Une fois le rapport médical de consolidation déposé, il convenait de saisir le bon tribunal pour solliciter la liquidation du dommage corporel de la victime. L’avocat spécialisé décidait alors de ne pas poursuivre le procès devant le Tribunal de Grande Instance de Thionville et préférait délocaliser le litige pour saisir le Tribunal de Grande Instance de Paris. La juridiction parisienne a une chambre spécialisée en la matière, sa jurisprudence est riche pour les victimes d’un dommage corporel.
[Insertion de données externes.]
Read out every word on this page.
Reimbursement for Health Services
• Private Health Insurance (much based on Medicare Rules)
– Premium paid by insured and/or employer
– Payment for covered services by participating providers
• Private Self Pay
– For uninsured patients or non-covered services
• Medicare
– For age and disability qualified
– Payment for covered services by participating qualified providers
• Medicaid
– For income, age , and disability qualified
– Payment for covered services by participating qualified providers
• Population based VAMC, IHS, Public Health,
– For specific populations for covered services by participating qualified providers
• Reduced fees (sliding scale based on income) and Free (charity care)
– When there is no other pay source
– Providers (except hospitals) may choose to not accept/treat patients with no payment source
En janvier 2016, compte tenu de l’option de compétence territoriale, l’avocat spécialisé assignait notamment les compagnies d’assurances devant le Tribunal de Grande Instance de Paris pour obtenir la liquidation du dommage de son client et de sa famille. Devant le Tribunal, plusieurs jeux de conclusions furent échangés entre les parties, les compagnies contestaient les demandes de la victime et de ses parents. Le dernier jeu de conclusions de la victime déposé par l’avocat spécialisé, détaillant toutes ses demandes, comprenait 86 pages et 150 pièces communiquées. Tous les postes de préjudices ont été contestés par les compagnies d’assurances qui sollicitaient même un sursis à statuer sur le préjudice professionnel de la victime en attente de son orientation définitive ce qui a pour conséquence de retarder encore de plusieurs années la liquidation du dommage corporel. Bien évidement l’avocat spécialisé s’est opposé à cette demande.
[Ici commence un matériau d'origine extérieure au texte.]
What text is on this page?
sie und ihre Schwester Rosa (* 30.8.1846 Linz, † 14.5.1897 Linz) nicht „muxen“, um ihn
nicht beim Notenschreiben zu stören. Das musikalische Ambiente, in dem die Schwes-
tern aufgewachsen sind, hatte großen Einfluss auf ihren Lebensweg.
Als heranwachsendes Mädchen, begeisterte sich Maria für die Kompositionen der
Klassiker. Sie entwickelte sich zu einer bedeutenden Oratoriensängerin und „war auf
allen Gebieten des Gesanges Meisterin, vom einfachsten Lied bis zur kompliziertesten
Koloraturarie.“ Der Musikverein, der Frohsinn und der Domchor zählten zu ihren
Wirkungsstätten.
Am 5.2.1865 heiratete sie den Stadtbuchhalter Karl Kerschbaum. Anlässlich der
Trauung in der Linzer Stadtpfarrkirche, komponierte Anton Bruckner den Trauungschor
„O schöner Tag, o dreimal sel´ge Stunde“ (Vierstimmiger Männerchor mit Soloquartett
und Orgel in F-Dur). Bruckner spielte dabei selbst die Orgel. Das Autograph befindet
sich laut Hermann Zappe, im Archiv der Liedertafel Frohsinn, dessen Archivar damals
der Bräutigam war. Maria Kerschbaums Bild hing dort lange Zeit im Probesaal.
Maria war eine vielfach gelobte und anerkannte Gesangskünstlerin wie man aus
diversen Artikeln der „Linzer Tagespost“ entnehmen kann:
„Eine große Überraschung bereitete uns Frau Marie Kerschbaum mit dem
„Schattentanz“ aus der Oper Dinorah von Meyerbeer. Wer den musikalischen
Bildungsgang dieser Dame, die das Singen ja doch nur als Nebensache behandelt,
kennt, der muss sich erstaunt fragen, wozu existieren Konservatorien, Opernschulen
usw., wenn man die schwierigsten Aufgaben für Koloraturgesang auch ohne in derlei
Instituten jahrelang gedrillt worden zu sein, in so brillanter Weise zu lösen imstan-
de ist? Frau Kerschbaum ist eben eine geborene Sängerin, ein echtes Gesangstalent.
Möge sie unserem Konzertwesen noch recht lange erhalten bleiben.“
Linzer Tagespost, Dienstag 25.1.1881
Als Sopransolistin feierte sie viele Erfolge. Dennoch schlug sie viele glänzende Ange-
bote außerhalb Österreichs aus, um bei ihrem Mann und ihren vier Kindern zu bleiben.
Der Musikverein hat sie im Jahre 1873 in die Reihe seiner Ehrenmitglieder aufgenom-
En février 2017, l’affaire fut longuement plaidée, l’avocat spécialisé comme ses confrères remettaient un volumineux dossier de plaidoirie au tribunal. En mars 2017, le Tribunal de Grande Instance de Paris rendait un jugement qui faisait droit aux demandes de la victime et déboutait les compagnies d’assurances de leurs offres indemnitaires et de leur demande de sursis à statuer. Le tribunal allouait à la victime au titre de l’indemnisation de son préjudice corporel la somme totale de plus de 4.860.000€, comprenant d’une part, une somme en capital de plus de 2.600.000€ et d’autre part, au titre de la tierce personne, une rente annuelle et viagère de 58.000€, représentant une somme capitalisée de plus de 2.260.000€. Le Tribunal a également alloué une bonne indemnisation aux parents de la victime, soit 180.000€ pour l’un des parents en tenant compte également de sa perte de revenus professionnels et 40.000 euros pour l’autre parent.
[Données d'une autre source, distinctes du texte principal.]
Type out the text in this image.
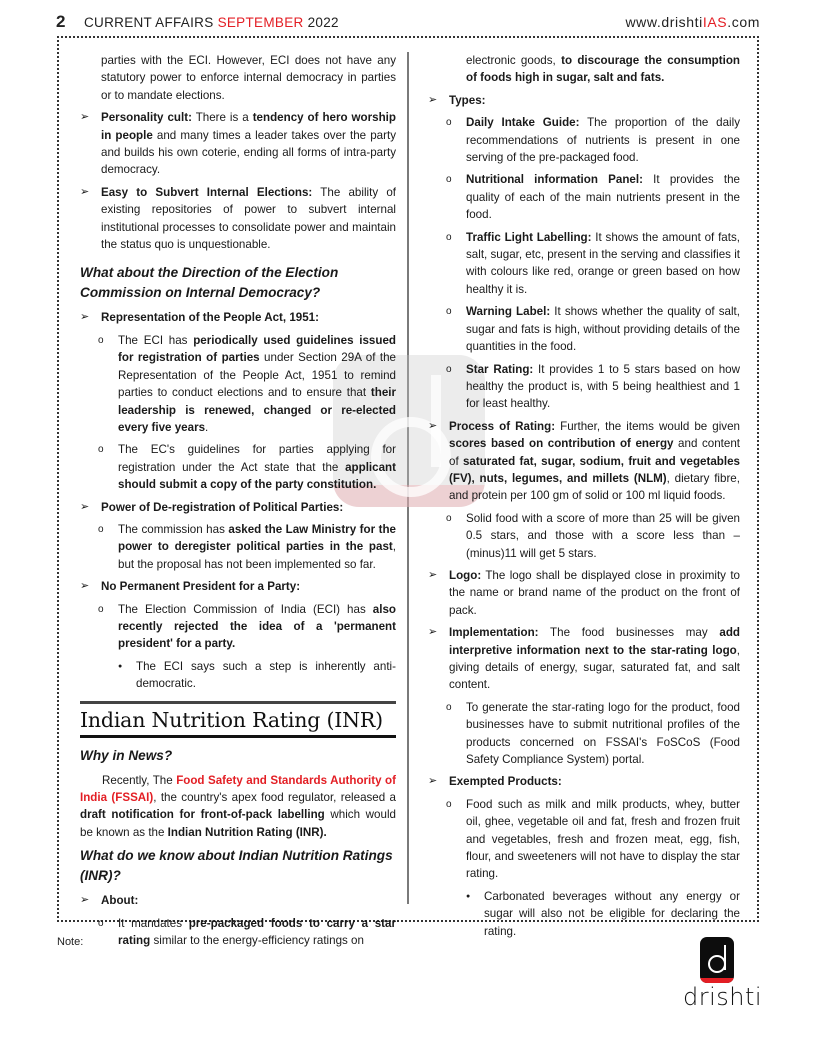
2 CURRENT AFFAIRS SEPTEMBER 2022	www.drishtiIAS.com
parties with the ECI. However, ECI does not have any statutory power to enforce internal democracy in parties or to mandate elections.
➢ Personality cult: There is a tendency of hero worship in people and many times a leader takes over the party and builds his own coterie, ending all forms of intra-party democracy.
➢ Easy to Subvert Internal Elections: The ability of existing repositories of power to subvert internal institutional processes to consolidate power and maintain the status quo is unquestionable.
What about the Direction of the Election Commission on Internal Democracy?
➢ Representation of the People Act, 1951:
o The ECI has periodically used guidelines issued for registration of parties under Section 29A of the Representation of the People Act, 1951 to remind parties to conduct elections and to ensure that their leadership is renewed, changed or re-elected every five years.
o The EC's guidelines for parties applying for registration under the Act state that the applicant should submit a copy of the party constitution.
➢ Power of De-registration of Political Parties:
o The commission has asked the Law Ministry for the power to deregister political parties in the past, but the proposal has not been implemented so far.
➢ No Permanent President for a Party:
o The Election Commission of India (ECI) has also recently rejected the idea of a 'permanent president' for a party.
● The ECI says such a step is inherently anti-democratic.
Indian Nutrition Rating (INR)
Why in News?
Recently, The Food Safety and Standards Authority of India (FSSAI), the country's apex food regulator, released a draft notification for front-of-pack labelling which would be known as the Indian Nutrition Rating (INR).
What do we know about Indian Nutrition Ratings (INR)?
➢ About:
o It mandates pre-packaged foods to carry a star rating similar to the energy-efficiency ratings on
electronic goods, to discourage the consumption of foods high in sugar, salt and fats.
➢ Types:
o Daily Intake Guide: The proportion of the daily recommendations of nutrients is present in one serving of the pre-packaged food.
o Nutritional information Panel: It provides the quality of each of the main nutrients present in the food.
o Traffic Light Labelling: It shows the amount of fats, salt, sugar, etc, present in the serving and classifies it with colours like red, orange or green based on how healthy it is.
o Warning Label: It shows whether the quality of salt, sugar and fats is high, without providing details of the quantities in the food.
o Star Rating: It provides 1 to 5 stars based on how healthy the product is, with 5 being healthiest and 1 for least healthy.
➢ Process of Rating: Further, the items would be given scores based on contribution of energy and content of saturated fat, sugar, sodium, fruit and vegetables (FV), nuts, legumes, and millets (NLM), dietary fibre, and protein per 100 gm of solid or 100 ml liquid foods.
o Solid food with a score of more than 25 will be given 0.5 stars, and those with a score less than – (minus)11 will get 5 stars.
➢ Logo: The logo shall be displayed close in proximity to the name or brand name of the product on the front of pack.
➢ Implementation: The food businesses may add interpretive information next to the star-rating logo, giving details of energy, sugar, saturated fat, and salt content.
o To generate the star-rating logo for the product, food businesses have to submit nutritional profiles of the products concerned on FSSAI's FoSCoS (Food Safety Compliance System) portal.
➢ Exempted Products:
o Food such as milk and milk products, whey, butter oil, ghee, vegetable oil and fat, fresh and frozen fruit and vegetables, fresh and frozen meat, egg, fish, flour, and sweeteners will not have to display the star rating.
● Carbonated beverages without any energy or sugar will also not be eligible for declaring the rating.
Note:
drishti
Il convient de préciser que le jugement est définitif et que la victime a pu obtenir du tribunal, une indemnisation de plus de 4.860.000€, alors que les compagnies d’assurances limitaient leur offre dans les écritures à la somme en capital de 1.195.000€, sans compter la contestation de la tierce personne qui était également très importante puisque la victime obtenait au tribunal 20€ de l’heure, alors que les compagnies d’assurances offraient un taux horaire de 15€.
Il est certain que si la victime s’était défendue seule à titre amiable avec les compagnies d’assurances, elle aurait obtenu nettement moins que les offres qu’elles ont présentées devant le tribunal. Le différentiel aurait été nettement plus important. La victime a donc bien fait de faire appel à un avocat spécialisé, elle a obtenu gain de cause et ce sans discussion. L’avocat spécialisé remercie la victime et sa famille qui lui ont fait confiance, leur souhaite bonne chance et se réjouit de savoir que son jeune client est maintenant à l’abri du besoin et qu’il pourra entreprendre ce qu’il désire.